Here is an example using for loops:
//: c03:LabeledFor.java
// Java's "labeled for" loop.
import com.bruceeckel.simpletest.*;
public class LabeledFor {
static Test monitor = new Test();
public static void main(String[] args) {
int i = 0;
outer: // Can't have statements here
for(; true ;) { // infinite loop
inner: // Can't have statements here
for(; i < 10; i++) {
System.out.println("i = " + i);
if(i == 2) {
System.out.println("continue");
continue;
}
if(i == 3) {
System.out.println("break");
i++; // Otherwise i never
// gets incremented.
break;
}
if(i == 7) {
System.out.println("continue outer");
i++; // Otherwise i never
// gets incremented.
continue outer;
}
if(i == 8) {
System.out.println("break outer");
break outer;
}
for(int k = 0; k < 5; k++) {
if(k == 3) {
System.out.println("continue inner");
continue inner;
}
}
}
}
// Can't break or continue to labels here
monitor.expect(new String[] {
"i = 0",
"continue inner",
"i = 1",
"continue inner",
"i = 2",
"continue",
"i = 3",
"break",
"i = 4",
"continue inner",
"i = 5",
"continue inner",
"i = 6",
"continue inner",
"i = 7",
"continue outer",
"i = 8",
"break outer"
});
}
} ///:~
Note that break breaks out of the for loop, and that the increment-expression doesn’t occur until the end of the pass through the for loop.
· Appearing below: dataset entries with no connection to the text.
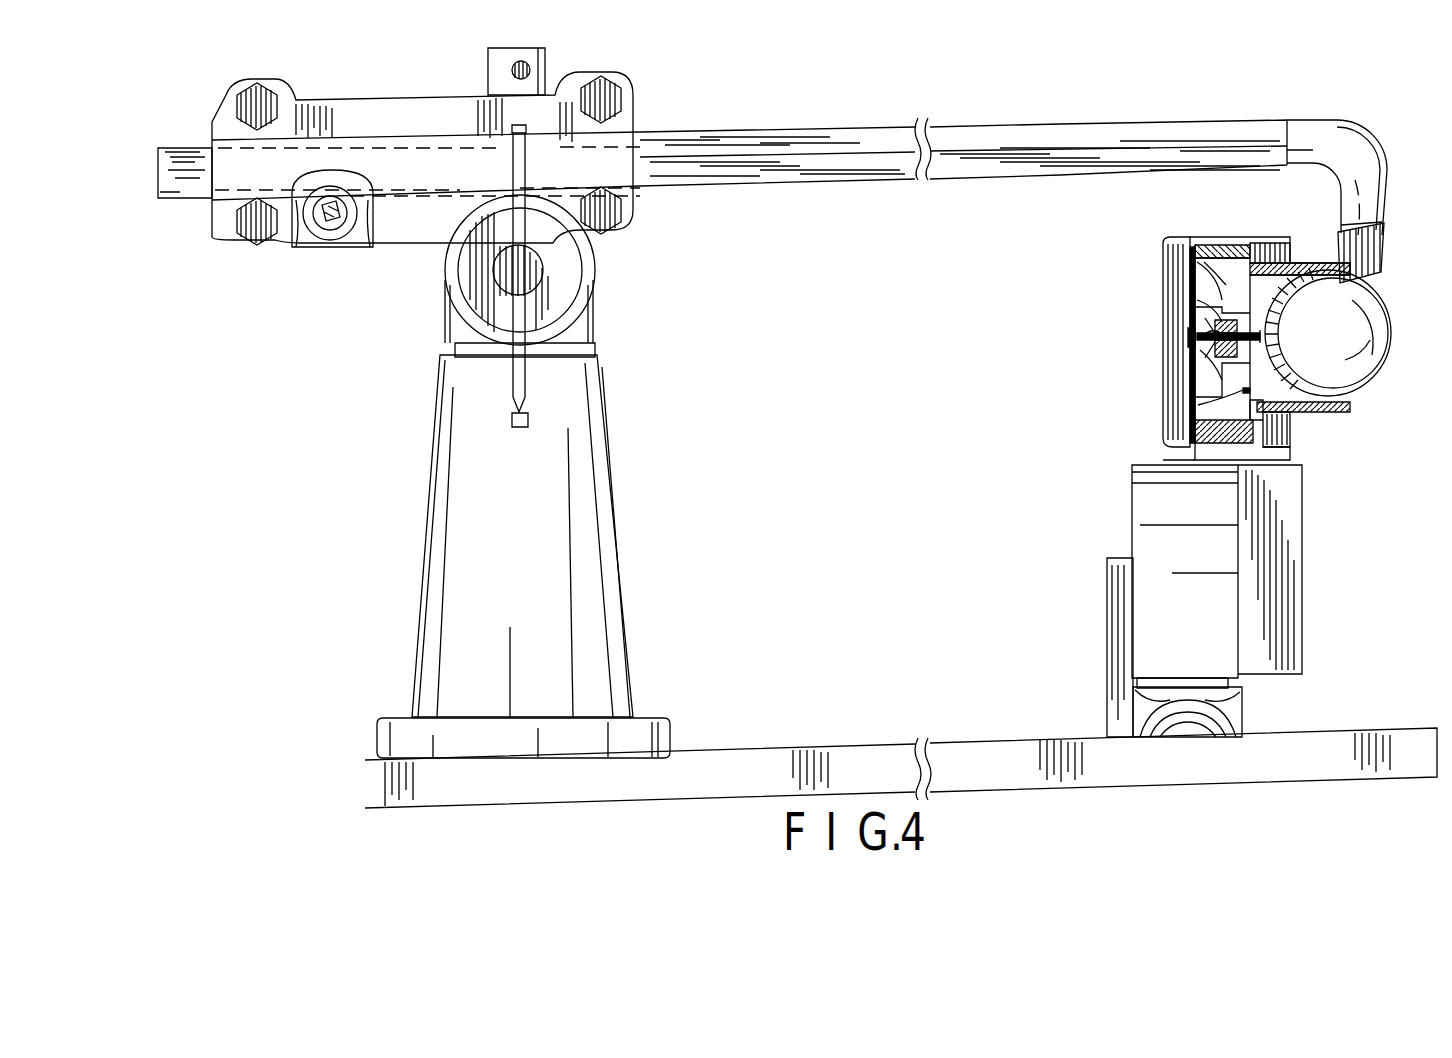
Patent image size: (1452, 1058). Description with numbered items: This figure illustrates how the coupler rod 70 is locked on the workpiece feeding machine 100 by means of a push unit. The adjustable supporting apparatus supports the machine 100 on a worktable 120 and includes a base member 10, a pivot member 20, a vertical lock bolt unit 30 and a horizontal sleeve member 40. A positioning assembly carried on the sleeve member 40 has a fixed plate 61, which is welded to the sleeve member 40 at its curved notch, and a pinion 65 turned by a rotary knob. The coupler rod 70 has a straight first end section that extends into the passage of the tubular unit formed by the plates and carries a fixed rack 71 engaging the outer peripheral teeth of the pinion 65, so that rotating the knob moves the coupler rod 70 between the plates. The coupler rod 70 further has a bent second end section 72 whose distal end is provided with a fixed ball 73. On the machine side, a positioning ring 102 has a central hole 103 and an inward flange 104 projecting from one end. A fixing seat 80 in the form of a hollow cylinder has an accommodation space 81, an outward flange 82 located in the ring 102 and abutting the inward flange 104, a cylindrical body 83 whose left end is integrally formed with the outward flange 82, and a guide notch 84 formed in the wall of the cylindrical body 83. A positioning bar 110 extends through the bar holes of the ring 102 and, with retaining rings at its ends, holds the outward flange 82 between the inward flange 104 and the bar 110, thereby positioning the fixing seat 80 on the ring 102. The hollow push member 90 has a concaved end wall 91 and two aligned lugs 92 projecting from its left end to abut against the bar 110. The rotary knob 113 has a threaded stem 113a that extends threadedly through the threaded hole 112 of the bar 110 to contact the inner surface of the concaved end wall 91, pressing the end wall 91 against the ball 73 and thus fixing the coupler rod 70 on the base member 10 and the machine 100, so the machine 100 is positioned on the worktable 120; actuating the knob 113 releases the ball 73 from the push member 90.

The base member 10 is at (630, 513).
The pivot member 20 is at (612, 334).
The vertical lock bolt unit 30 is at (563, 64).
The horizontal sleeve member 40 is at (590, 292).
The fixed plate 61 is at (375, 110).
The pinion 65 is at (327, 235).
The coupler rod 70 is at (189, 131).
The fixed rack 71 is at (190, 202).
The bent second end section 72 is at (1372, 183).
The fixed ball 73 is at (1380, 325).
The fixing seat 80 is at (1380, 402).
The accommodation space 81 is at (1313, 411).
The outward flange 82 is at (1252, 244).
The cylindrical body 83 is at (1296, 260).
The guide notch 84 is at (1323, 230).
The push member 90 is at (1197, 400).
The concaved end wall 91 is at (1197, 297).
The lugs 92 is at (1240, 388).
The workpiece feeding machine 100 is at (1316, 571).
The positioning ring 102 is at (1210, 243).
The central hole 103 is at (1215, 294).
The inward flange 104 is at (1293, 449).
The positioning bar 110 is at (1191, 321).
The threaded hole 112 is at (1212, 358).
The rotary knob 113 is at (1178, 337).
The threaded stem 113a is at (1217, 303).
The worktable 120 is at (985, 730).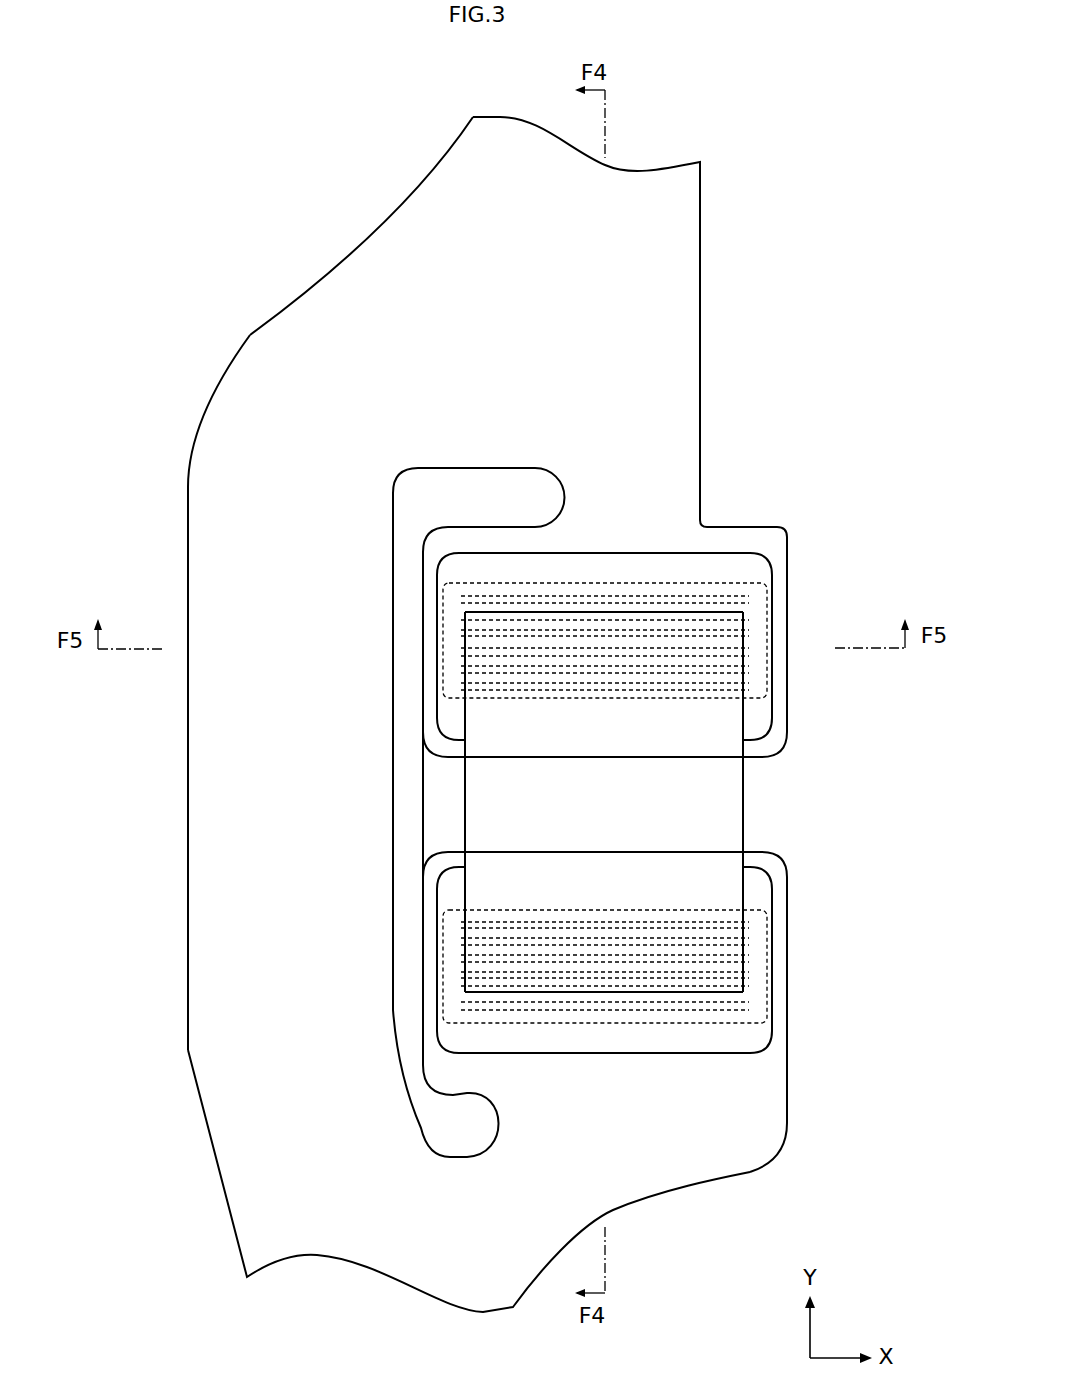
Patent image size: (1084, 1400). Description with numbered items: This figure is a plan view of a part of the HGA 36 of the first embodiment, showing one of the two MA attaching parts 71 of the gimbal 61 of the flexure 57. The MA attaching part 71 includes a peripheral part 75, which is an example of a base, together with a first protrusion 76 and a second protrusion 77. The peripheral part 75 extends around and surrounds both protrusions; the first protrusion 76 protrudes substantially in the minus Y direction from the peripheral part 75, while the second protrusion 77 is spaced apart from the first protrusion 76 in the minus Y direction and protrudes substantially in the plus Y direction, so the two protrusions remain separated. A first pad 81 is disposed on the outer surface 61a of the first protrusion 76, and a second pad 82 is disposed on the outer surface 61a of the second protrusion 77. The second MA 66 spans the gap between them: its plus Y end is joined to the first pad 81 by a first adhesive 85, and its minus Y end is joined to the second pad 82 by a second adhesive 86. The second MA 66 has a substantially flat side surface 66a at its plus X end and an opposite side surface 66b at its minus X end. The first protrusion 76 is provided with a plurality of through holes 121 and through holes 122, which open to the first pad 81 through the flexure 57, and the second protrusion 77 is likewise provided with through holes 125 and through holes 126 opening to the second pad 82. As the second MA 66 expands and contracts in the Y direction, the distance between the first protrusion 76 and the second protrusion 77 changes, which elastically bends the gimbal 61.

The HGA 36 is at (286, 96).
The flexure 57 is at (394, 225).
The gimbal 61 is at (434, 714).
The MA attaching part 71 is at (434, 714).
The outer surface 61a is at (325, 328).
The peripheral part 75 is at (188, 469).
The first protrusion 76 is at (787, 532).
The second protrusion 77 is at (787, 1078).
The first adhesive 85 is at (697, 567).
The second adhesive 86 is at (673, 1040).
The first pad 81 is at (720, 583).
The second pad 82 is at (713, 1023).
The second MA 66 is at (746, 800).
The side surface 66a is at (745, 770).
The side surface 66b is at (465, 796).
The through holes 121 is at (765, 688).
The through holes 122 is at (768, 632).
The through holes 125 is at (768, 958).
The through holes 126 is at (765, 1008).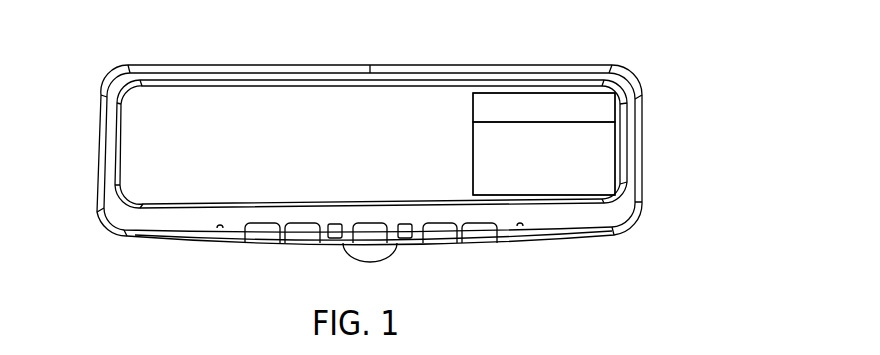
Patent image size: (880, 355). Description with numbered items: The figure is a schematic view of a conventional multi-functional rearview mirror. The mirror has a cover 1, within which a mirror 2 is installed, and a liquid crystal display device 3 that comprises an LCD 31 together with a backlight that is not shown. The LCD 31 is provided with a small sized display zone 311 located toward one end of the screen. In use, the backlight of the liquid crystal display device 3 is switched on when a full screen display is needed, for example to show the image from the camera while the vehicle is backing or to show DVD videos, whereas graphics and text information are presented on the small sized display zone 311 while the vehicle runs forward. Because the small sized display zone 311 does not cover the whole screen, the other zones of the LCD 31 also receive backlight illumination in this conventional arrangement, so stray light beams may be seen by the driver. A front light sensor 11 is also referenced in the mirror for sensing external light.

The cover 1 is at (150, 232).
The front light sensor 11 is at (407, 230).
The mirror 2 is at (335, 98).
The liquid crystal display device 3 is at (614, 123).
The LCD 31 is at (598, 148).
The small sized display zone 311 is at (598, 105).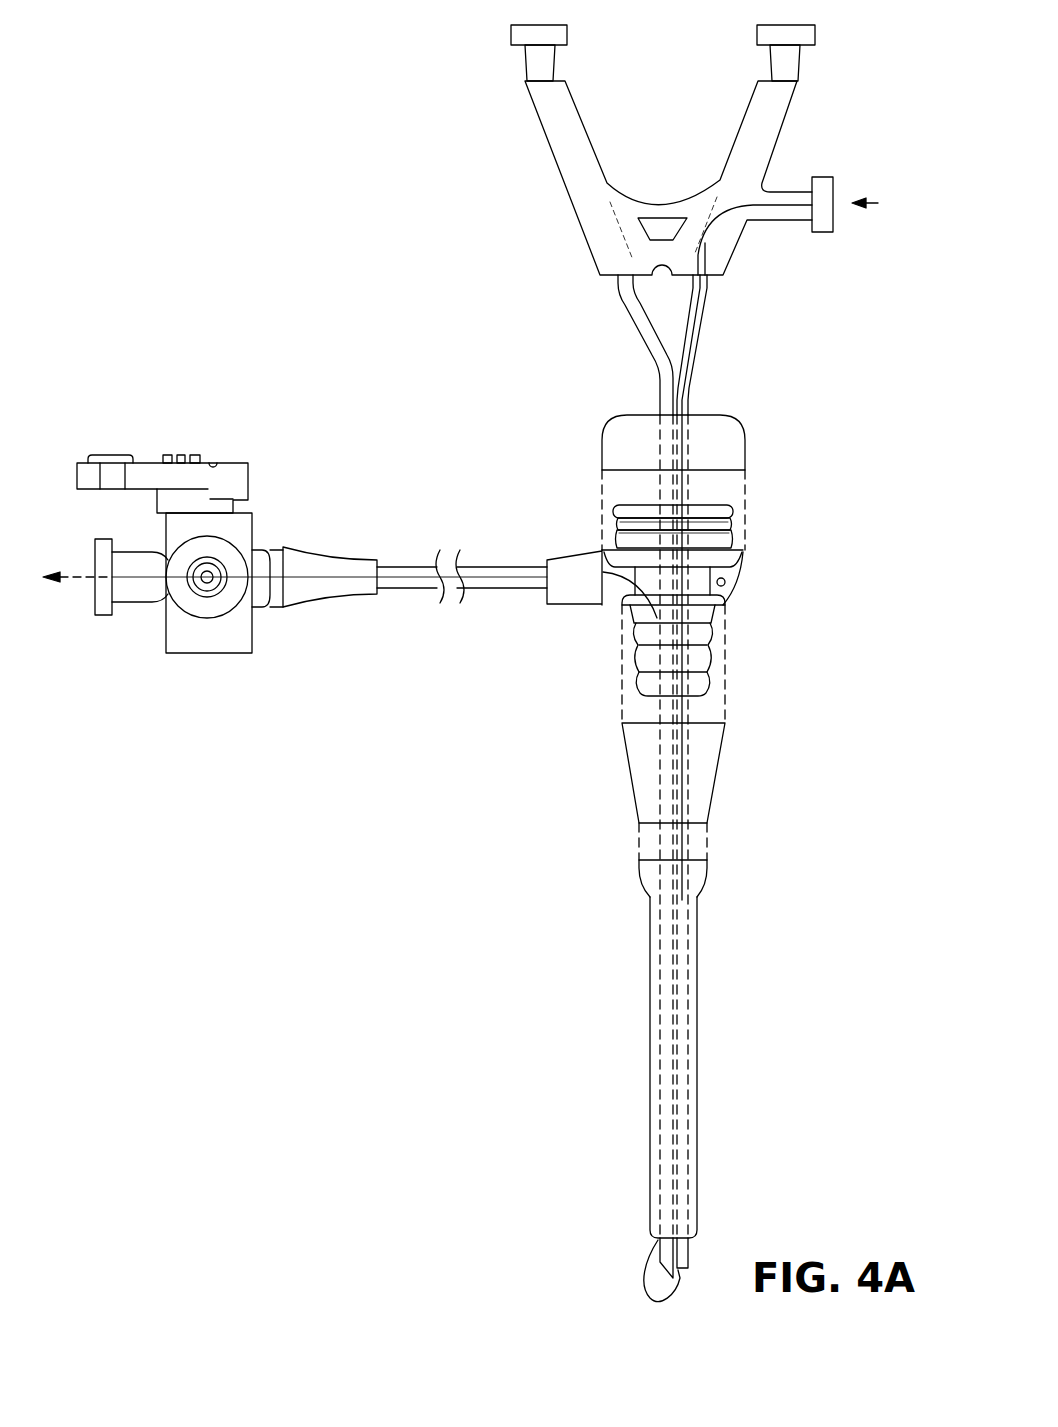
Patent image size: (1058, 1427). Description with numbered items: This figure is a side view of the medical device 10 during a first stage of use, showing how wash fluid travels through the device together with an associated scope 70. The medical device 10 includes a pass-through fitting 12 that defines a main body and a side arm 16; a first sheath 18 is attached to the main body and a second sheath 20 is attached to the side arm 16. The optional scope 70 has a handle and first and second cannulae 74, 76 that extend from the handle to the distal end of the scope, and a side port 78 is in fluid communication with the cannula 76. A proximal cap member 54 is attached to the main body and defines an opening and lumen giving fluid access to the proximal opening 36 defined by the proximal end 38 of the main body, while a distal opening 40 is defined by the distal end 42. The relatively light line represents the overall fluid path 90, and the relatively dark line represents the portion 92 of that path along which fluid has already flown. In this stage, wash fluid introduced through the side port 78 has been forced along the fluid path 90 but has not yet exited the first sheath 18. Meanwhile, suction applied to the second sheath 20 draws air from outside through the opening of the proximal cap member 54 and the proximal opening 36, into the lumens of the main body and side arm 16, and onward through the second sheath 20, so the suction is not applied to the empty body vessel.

The medical device 10 is at (463, 663).
The pass-through fitting 12 is at (730, 537).
The side arm 16 is at (577, 603).
The first sheath 18 is at (697, 1012).
The second sheath 20 is at (403, 588).
The proximal opening 36 is at (650, 503).
The proximal end 38 is at (696, 503).
The distal opening 40 is at (697, 693).
The distal end 42 is at (638, 697).
The proximal cap member 54 is at (745, 420).
The scope 70 is at (697, 150).
The first cannula 74 is at (618, 302).
The second cannula 76 is at (700, 322).
The side port 78 is at (822, 176).
The fluid path 90 is at (505, 578).
The portion of fluid path along which fluid has flown 92 is at (703, 246).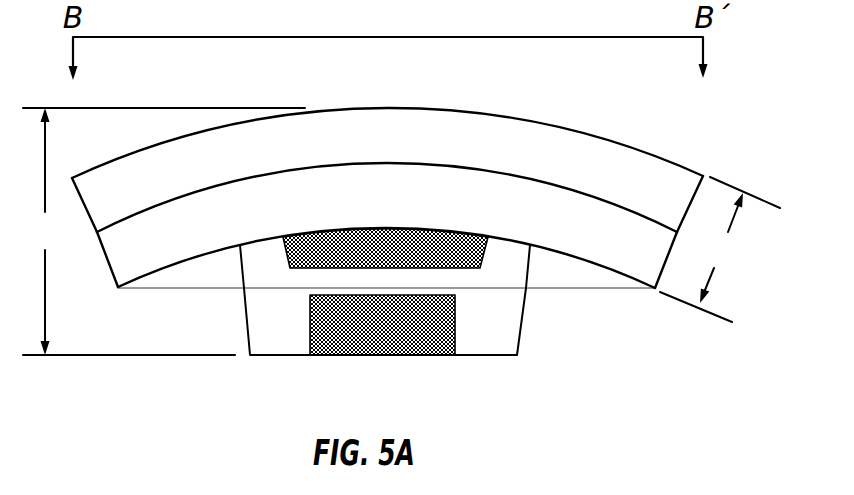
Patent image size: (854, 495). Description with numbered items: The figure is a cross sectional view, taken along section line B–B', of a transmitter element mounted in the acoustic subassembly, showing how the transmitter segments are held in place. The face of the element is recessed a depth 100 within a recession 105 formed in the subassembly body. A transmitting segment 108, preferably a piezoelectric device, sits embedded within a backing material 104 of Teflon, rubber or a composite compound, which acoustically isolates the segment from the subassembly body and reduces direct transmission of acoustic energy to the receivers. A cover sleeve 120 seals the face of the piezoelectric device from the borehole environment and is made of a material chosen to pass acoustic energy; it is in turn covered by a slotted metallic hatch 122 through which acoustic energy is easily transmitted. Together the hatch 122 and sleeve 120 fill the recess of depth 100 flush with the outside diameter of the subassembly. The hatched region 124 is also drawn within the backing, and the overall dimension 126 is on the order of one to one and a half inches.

Since break skips the increment expression, the increment is performed directly in the case of i == 3. The continue outer statement in the case of i == 7 also goes to the top of the loop and also skips the increment, so it too is incremented directly.
If not for the break outer statement, there would be no way to get out of the outer loop from within an inner loop, since break by itself can break out of only the innermost loop. (The same is true for continue.)
Of course, in the cases where breaking out of a loop will also exit the method, you can simply use a return.
Here is a demonstration of labeled break and continue statements with while loops:
//: c03:LabeledWhile.java
// Java's "labeled while" loop.
import com.bruceeckel.simpletest.*;
public class LabeledWhile {
static Test monitor = new Test();
public static void main(String[] args) {
int i = 0;
outer:
while(true) {
System.out.println("Outer while loop");
while(true) {
i++;
System.out.println("i = " + i);
if(i == 1) {
System.out.println("continue");
continue;
}
if(i == 3) {
System.out.println("continue outer");
continue outer;
}
if(i == 5) {
System.out.println("break");
break;
}
if(i == 7) {
System.out.println("break outer");
break outer;
}
}
}
monitor.expect(new String[] {
"Outer while loop",
"i = 1",
"continue",
"i = 2",
"i = 3",
"continue outer",
"Outer while loop",
"i = 4",
"i = 5",
"break",
"Outer while loop",
"i = 6",
"i = 7",
"break outer"
});
}
} ///:~
The same rules hold true for while:
- A plain continue goes to the top of the innermost loop and
continues.
- A labeled continue goes to the label and reenters the loop right
after that label.
- A break “drops out of the bottom” of the loop.
- A labeled break drops out of the bottom of the end of the loop
denoted by the label.
It’s important to remember that the only reason to use labels in Java is when you have nested loops and you want to break or continue through more than one nested level.
In Dijkstra’s “goto considered harmful” paper, what he specifically objected to was the labels, not the goto. He observed that the number of bugs seems to increase with the number of labels in a program. Labels and gotos make programs difficult to analyze statically, since it introduces cycles in the program execution graph. Note that Java labels don’t suffer from this problem, since they are constrained in their placement and can’t be used to transfer control in an ad hoc manner. It’s also interesting to note that this is a case where a language feature is made more useful by restricting the power of the statement.